Vorsprung durch Innovation

Im Zusammenhang mit Start-Ups in Entwicklungsländern hört man häufig einen Schlagbegriff: Leapfrogging. Gemeint damit ist das Überspringen „klassischer“ Entwicklungsschritte, vornehmlich durch innovative neue Möglichkeiten. Ein Beispiel dafür könnte WeFarm sein, ein Peer-to-Peer-Netzwerk zur Wissensverbreitung zwischen Bauern. Es kann damit zumindest teilweise den teuren Bau klassischer Schulen ersetzen. Man könnte hier auch M-Pesa nennen, ein System zum bargeldlosen Zahlungsverkehr. Es ist vor allem in Westafrika beliebt, schließlich kann man damit sicher sein, dass das bei einem Handel erhaltene Geld auch echt ist. So können illegale Geldgeschäfte effektiver bekämpft werden. Beispiele wie diese lassen sich vielerlei finden. Der positive Effekt für die Menschen sei damit gezeigt, könnte man meinen. Aber man sollte die versteckten Kosten nicht übersehen.

Wer gewinnt hier eigentlich?

Auf den ersten Blick ist die Ausgangslage für unternehmenslustige Afrikaner*innen gut: Die Märkte sind trotz der Bemühungen der Afrikanischen Union (AU) und kleinerer Verbände häufig noch in hohem Maße regionalisiert. Die Bedürfnisse der afrikanischen Menschen sind aus westlicher Sicht häufig schwer nachzuvollziehen. Dementsprechend gibt es in gewisser Weise einen Schutz vor Konkurrenz.
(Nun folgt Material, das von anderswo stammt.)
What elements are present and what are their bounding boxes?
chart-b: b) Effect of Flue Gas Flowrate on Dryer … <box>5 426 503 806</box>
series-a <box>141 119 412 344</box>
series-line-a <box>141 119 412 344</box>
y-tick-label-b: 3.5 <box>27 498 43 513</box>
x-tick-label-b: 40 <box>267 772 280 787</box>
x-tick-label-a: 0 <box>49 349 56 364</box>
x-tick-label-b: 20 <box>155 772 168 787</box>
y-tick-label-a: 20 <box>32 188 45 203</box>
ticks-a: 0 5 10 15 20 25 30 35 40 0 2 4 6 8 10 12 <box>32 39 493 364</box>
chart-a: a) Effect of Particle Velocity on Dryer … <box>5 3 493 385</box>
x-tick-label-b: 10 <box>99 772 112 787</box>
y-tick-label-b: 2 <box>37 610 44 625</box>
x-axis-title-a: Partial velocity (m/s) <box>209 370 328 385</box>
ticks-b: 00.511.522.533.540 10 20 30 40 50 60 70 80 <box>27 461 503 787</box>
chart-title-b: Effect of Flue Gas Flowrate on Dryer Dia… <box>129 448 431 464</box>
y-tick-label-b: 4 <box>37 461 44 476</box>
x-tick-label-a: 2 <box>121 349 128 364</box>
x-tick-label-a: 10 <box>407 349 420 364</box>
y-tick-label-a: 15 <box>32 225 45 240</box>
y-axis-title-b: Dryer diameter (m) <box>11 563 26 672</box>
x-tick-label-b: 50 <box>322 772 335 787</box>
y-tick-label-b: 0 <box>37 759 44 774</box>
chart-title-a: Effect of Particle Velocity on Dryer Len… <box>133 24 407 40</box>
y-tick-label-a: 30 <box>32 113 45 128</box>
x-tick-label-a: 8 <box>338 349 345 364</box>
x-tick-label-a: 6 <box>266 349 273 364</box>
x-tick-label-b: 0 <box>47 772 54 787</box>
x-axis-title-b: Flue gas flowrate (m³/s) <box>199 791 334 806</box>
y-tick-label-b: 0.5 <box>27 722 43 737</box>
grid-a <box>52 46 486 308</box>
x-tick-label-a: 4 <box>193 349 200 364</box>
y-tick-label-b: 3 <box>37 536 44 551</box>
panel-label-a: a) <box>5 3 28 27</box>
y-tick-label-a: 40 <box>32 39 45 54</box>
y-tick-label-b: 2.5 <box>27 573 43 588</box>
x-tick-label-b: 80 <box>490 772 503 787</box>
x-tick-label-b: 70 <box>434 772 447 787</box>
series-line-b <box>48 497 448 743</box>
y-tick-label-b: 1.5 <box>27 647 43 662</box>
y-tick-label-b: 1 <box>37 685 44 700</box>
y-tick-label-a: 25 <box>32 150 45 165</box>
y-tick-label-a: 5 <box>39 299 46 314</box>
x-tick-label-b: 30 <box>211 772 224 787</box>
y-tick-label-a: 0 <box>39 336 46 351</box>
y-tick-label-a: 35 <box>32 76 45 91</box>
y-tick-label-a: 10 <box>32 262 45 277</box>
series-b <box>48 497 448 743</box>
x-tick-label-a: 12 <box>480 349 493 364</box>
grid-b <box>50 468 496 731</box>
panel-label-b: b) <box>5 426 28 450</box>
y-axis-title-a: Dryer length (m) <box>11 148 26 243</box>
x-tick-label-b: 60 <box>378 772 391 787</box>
Jumia konnte sich zum Beispiel mit speziellen Transportketten gegen Amazon durchsetzen.

Doch sind die größten Unternehmen –darunter die hier genannten– nur scheinbar „afrikanische“ Unternehmen. Tatsächlich sind sie meisten Unternehmen entweder im Besitz globaler Konzerne oder zumindest in den Führungsebenen von weißen, nicht afrikanisch-stämmigen Personen durchsetzt. So wird Jumia in Portugal entwickelt, während einer der Hauptbesitzer das Berliner Unternehmen Rocket Internet SE ist. Mit anderen Worten: erstens wird zwar der Gewinn in (Ost-)afrika gemacht – die Steuern aber in Europa bezahlt. Zweitens werden die hochbezahlten Jobs zumeist nicht von den Afrikaner*innen belegt, die somit von ihrem eigenen Aufschwung oft wenig mitbekommen. Bei den anderen hier genannten Unternehmen sieht es leider nicht viel anders aus.

Man könnte daran anknüpfend viel über den neuen Kolonialismus und dessen lange bisher wenig aufgearbeitete Tradition schreiben – aber um es kurz zu halten kann man dieses große Problem auch auf zwei kleinere Probleme herunterbrechen.

Reicht Unternehmergeist alleine?

Erstens: Wenn man den Berichten unzähliger afrikanischer Gründer*innen und jenen vom Weltwirtschaftsforum, Glauben schenkt, ist ein Problem der strukturelle Rassismus. Die Risikokapitalfirma Village Capital, hat vor einiger Zeit festgestellt, dass 90% der Investments in den afrikanischen digitalen Finanzsektor an Start-Ups gehen, die einen oder mehrere Gründer*nnen aus Europa oder Nordamerika haben. Während die Inverstor*innen in ihnen bekannte Geschäftsmodelle und Firmenpraktiken investieren, entgegnen afrikanische Gründer*innen häufig, dass vor Ort aufgrund anderer Gegebenheiten andere Vorgehensweisen besser passen.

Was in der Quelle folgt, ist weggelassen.